Le 16 décembre, sous la poussée des panzers allemand, le front est enfoncé sur cinquante kilomètres de profondeur. Complètement surprises par l’offensive, nombre d’unités américaines se replient dans le plus grand désordre, mais d’autres résistent héroïquement… Dans les Ardennes les températures tombent à moins 22 degrés. Juste avant Noël, plusieurs unités américaines sont encerclées à Bastogne, alors que le mauvais temps empêche toute opération aérienne de ravitaillement ou de renfort…

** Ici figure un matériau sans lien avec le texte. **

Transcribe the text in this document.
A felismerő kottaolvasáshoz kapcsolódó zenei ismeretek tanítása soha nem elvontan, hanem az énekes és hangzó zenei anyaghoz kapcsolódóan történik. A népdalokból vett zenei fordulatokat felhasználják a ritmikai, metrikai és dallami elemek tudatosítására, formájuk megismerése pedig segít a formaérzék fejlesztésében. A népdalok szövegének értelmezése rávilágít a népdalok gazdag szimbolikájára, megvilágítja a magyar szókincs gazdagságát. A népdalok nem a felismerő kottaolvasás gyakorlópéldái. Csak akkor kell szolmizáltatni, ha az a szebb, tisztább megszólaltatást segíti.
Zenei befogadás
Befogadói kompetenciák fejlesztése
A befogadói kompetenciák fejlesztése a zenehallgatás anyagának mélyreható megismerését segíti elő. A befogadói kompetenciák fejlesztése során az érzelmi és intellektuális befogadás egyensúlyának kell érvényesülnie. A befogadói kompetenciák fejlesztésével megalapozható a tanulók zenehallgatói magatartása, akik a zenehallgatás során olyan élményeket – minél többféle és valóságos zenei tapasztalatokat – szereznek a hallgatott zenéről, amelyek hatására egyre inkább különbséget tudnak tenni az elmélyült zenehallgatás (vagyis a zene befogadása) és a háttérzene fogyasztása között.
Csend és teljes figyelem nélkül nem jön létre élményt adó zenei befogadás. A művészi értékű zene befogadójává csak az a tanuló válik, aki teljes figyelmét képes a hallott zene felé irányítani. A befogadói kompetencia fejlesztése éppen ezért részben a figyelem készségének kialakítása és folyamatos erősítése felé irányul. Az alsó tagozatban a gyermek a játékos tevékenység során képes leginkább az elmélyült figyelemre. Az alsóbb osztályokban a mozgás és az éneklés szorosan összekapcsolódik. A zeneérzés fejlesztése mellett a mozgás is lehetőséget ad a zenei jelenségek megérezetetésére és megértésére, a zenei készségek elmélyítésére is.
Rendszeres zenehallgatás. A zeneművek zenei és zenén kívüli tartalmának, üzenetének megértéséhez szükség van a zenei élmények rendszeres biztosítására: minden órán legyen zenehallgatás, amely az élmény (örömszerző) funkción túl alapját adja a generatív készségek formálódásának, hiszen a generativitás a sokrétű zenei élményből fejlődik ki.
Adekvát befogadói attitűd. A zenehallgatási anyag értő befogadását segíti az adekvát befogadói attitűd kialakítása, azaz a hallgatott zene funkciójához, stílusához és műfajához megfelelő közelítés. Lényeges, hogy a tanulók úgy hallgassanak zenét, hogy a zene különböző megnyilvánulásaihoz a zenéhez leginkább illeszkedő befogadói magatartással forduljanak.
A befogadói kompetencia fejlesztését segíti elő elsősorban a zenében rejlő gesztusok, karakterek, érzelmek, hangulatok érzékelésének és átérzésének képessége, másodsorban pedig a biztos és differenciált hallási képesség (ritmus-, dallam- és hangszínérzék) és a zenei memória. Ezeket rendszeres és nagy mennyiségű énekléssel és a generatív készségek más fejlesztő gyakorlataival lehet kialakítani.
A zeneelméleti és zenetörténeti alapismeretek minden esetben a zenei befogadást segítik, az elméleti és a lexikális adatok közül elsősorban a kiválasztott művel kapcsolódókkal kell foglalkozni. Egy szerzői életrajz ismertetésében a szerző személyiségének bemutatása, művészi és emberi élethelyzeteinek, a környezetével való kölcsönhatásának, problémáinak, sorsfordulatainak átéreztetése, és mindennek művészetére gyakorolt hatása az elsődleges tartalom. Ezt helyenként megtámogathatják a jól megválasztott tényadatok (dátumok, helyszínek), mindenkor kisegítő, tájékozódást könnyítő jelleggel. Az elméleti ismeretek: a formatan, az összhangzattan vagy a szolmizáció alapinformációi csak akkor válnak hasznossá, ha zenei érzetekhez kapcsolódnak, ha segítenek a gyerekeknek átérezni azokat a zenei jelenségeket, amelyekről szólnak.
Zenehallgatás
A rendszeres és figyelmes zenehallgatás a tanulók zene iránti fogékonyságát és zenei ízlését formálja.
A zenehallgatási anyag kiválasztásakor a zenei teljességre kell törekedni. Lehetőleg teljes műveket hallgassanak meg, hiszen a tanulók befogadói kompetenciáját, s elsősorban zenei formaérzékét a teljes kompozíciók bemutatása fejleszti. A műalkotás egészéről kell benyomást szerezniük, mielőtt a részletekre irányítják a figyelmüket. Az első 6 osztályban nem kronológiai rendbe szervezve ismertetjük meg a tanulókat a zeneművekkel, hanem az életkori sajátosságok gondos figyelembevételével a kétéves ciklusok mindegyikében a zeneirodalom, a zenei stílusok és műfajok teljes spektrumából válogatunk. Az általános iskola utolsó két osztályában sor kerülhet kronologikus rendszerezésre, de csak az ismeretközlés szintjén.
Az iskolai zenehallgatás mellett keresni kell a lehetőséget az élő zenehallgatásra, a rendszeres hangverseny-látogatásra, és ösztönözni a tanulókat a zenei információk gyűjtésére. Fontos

Que dire sur ce livre? Comme toujours avec l’historien anglais Antony BEEVOR (*1946), si c’est très facile à lire, c’est aussi très factuel. L’auteur prend bien le temps de mettre en place tous les acteurs, et la scène sur laquelle ils s’affrontent, les tenants et les aboutissants, la stratégie etc... La partie «histoire» du livre ne commence ainsi qu’après la page 200. Son récit nous présente alternativement les batailles sur le terrain, le point de vue politique, stratégique, tactique et individuel.
La documentation et les connaissances de l’auteur sont impressionnantes, rien à redire là dessus, cela frise même la perfection! Il nous fait littéralement vivre cette bataille comme si on y était, comme la vécurent à l’époque les états-majors, les officiers, les soldats – des deux côtés d'ailleurs –, sans oublier bien sûr les civils! Il ne faut pas hésiter à se référer aux cartes, indications, annexes, grades des différentes armées en présence et glossaire, abondamment présents à la fin du livre, sous peine de se perdre définitivement dans la multitude des noms, des lieux, des batailles, des faits, des évènements et des personnages…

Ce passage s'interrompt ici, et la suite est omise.